Difference between rotational and irrotational flow of fluids
Answers
No real flow is irrotational. It is one of those simplifying conditions we impose on flow fields to make them so we can solve them, especially when learning fluid dynamics. Fluid dynamics is VERY messy and we have to start off with lots of simplifications to make some headway in solving flows and understanding how fluids behave.
Irrotational flow is flow in which all the tiny bits of fluid are moving along and translating and going around obstacles and what have you without every rotating about their own infinitesimal centers of gravity. Irrotational flow can only persist if there is no viscosity and all real fluids have viscosity.
We particularly like to use the simplification of irrotational flow when dealing with two-dimensional potential flow.
Velocity is a vector and if we apply the vector operator called curl to the velocity and set that equal to zero, then that is the mathematical equivalent of making the flow irrotational. So far so good.
Now we use the useful mathematical result that the curl of the gradient of anything will always be zero. (Gradient is another vector operator.) Well if curl of V is zero and curl of gradient of anything is zero, then velocity must be equal to the gradient of something (if the flow is irrotational). Sure enough, we can set velocity equal to the gradient of something. We call that something the potential function. That’s why we end up calling this whole portion of fluid dynamics potential flow.
Next, we notice a couple of other nice and useful math results that coincidentally conspire to have useful interpretation in fluid dynamics.
The divergence of velocity is equal to zero if the fluid has a constant density (is incompressible). The divergence is yet another vector operator courtesy of the mathematicians. We have substituted gradient of the potential function in place of Velocity.
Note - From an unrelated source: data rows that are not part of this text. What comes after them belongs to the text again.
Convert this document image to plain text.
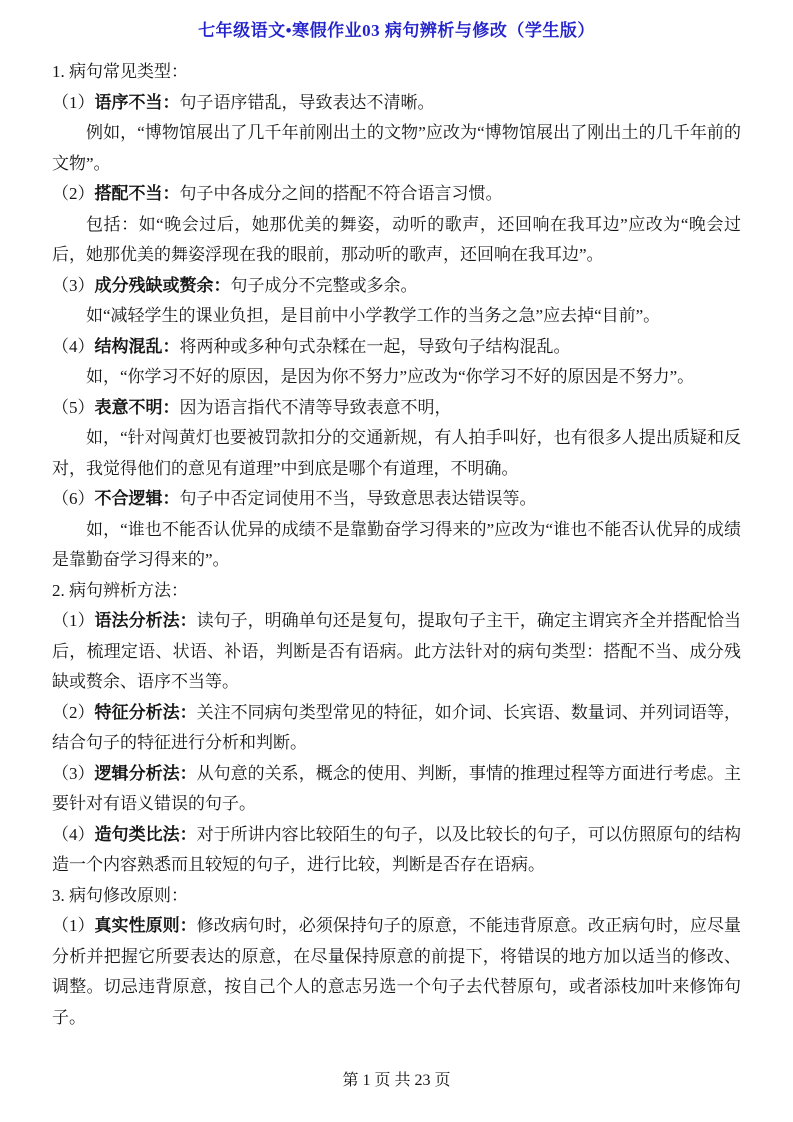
七年级语文•寒假作业03 病句辨析与修改（学生版）

1. 病句常见类型：

（1）语序不当：句子语序错乱，导致表达不清晰。

例如，“博物馆展出了几千年前刚出土的文物”应改为“博物馆展出了刚出土的几千年前的文物”。

（2）搭配不当：句子中各成分之间的搭配不符合语言习惯。

包括：如“晚会过后，她那优美的舞姿，动听的歌声，还回响在我耳边”应改为“晚会过后，她那优美的舞姿浮现在我的眼前，那动听的歌声，还回响在我耳边”。

（3）成分残缺或赘余：句子成分不完整或多余。

如“减轻学生的课业负担，是目前中小学教学工作的当务之急”应去掉“目前”。

（4）结构混乱：将两种或多种句式杂糅在一起，导致句子结构混乱。

如，“你学习不好的原因，是因为你不努力”应改为“你学习不好的原因是不努力”。

（5）表意不明：因为语言指代不清等导致表意不明，

如，“针对闯黄灯也要被罚款扣分的交通新规，有人拍手叫好，也有很多人提出质疑和反对，我觉得他们的意见有道理”中到底是哪个有道理，不明确。

（6）不合逻辑：句子中否定词使用不当，导致意思表达错误等。

如，“谁也不能否认优异的成绩不是靠勤奋学习得来的”应改为“谁也不能否认优异的成绩是靠勤奋学习得来的”。

2. 病句辨析方法：

（1）语法分析法：读句子，明确单句还是复句，提取句子主干，确定主谓宾齐全并搭配恰当后，梳理定语、状语、补语，判断是否有语病。此方法针对的病句类型：搭配不当、成分残缺或赘余、语序不当等。

（2）特征分析法：关注不同病句类型常见的特征，如介词、长宾语、数量词、并列词语等，结合句子的特征进行分析和判断。

（3）逻辑分析法：从句意的关系，概念的使用、判断，事情的推理过程等方面进行考虑。主要针对有语义错误的句子。

（4）造句类比法：对于所讲内容比较陌生的句子，以及比较长的句子，可以仿照原句的结构造一个内容熟悉而且较短的句子，进行比较，判断是否存在语病。

3. 病句修改原则：

（1）真实性原则：修改病句时，必须保持句子的原意，不能违背原意。改正病句时，应尽量分析并把握它所要表达的原意，在尽量保持原意的前提下，将错误的地方加以适当的修改、调整。切忌违背原意，按自己个人的意志另选一个句子去代替原句，或者添枝加叶来修饰句子。

第 1 页 共 23 页
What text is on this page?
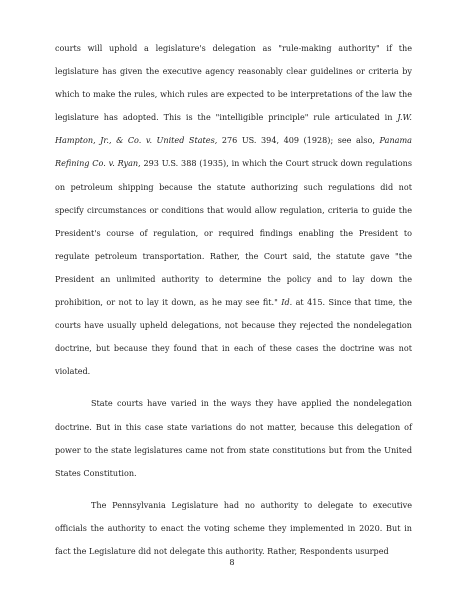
courts will uphold a legislature's delegation as "rule-making authority" if the legislature has given the executive agency reasonably clear guidelines or criteria by which to make the rules, which rules are expected to be interpretations of the law the legislature has adopted. This is the "intelligible principle" rule articulated in J.W. Hampton, Jr., & Co. v. United States, 276 US. 394, 409 (1928); see also, Panama Refining Co. v. Ryan, 293 U.S. 388 (1935), in which the Court struck down regulations on petroleum shipping because the statute authorizing such regulations did not specify circumstances or conditions that would allow regulation, criteria to guide the President's course of regulation, or required findings enabling the President to regulate petroleum transportation. Rather, the Court said, the statute gave "the President an unlimited authority to determine the policy and to lay down the prohibition, or not to lay it down, as he may see fit." Id. at 415. Since that time, the courts have usually upheld delegations, not because they rejected the nondelegation doctrine, but because they found that in each of these cases the doctrine was not violated.

State courts have varied in the ways they have applied the nondelegation doctrine. But in this case state variations do not matter, because this delegation of power to the state legislatures came not from state constitutions but from the United States Constitution.

The Pennsylvania Legislature had no authority to delegate to executive officials the authority to enact the voting scheme they implemented in 2020. But in fact the Legislature did not delegate this authority. Rather, Respondents usurped

8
So we have divergence of gradient of potential function = 0 for ncompressible and irrotational flow. That divergence of gradient simplifies to the Laplacian.
Well, that is a nice coincidence.
So now our assumptions about irrotational flow AND incompressible flow have led to the equation that the Laplacian of the potential function is zero everywhere in the flow. This is also called Laplaces equation and it comes up all over the place in physics. It describes the flow of heat in a solid. It describes diffusion of a solvent in a solute.
We already knew how to solve Laplaces Equation. So we can go to town with all this potential flow business. We just use known solutions to Laplaces equation. All of these flow fields work as long as we keep the fluid incompressible and irrotational. Sure, we can live with that. That’s how a fluid would behave if it had no viscosity and its density were constant. It’s not real. No real fluid behaves that way. But with the right understanding, we can use this approximation in lots of places. We can learn how fluids behave (with the appropriate restrictions). Very useful.
Turn on viscosity and this all goes out the window. Now we have rotational flow. Things get a whole lot more messy mathematically. All that stuff I just described with curls and gradients and divergences and Laplacians … that’s the easy stuff. Fluid Dynamics is very complicated.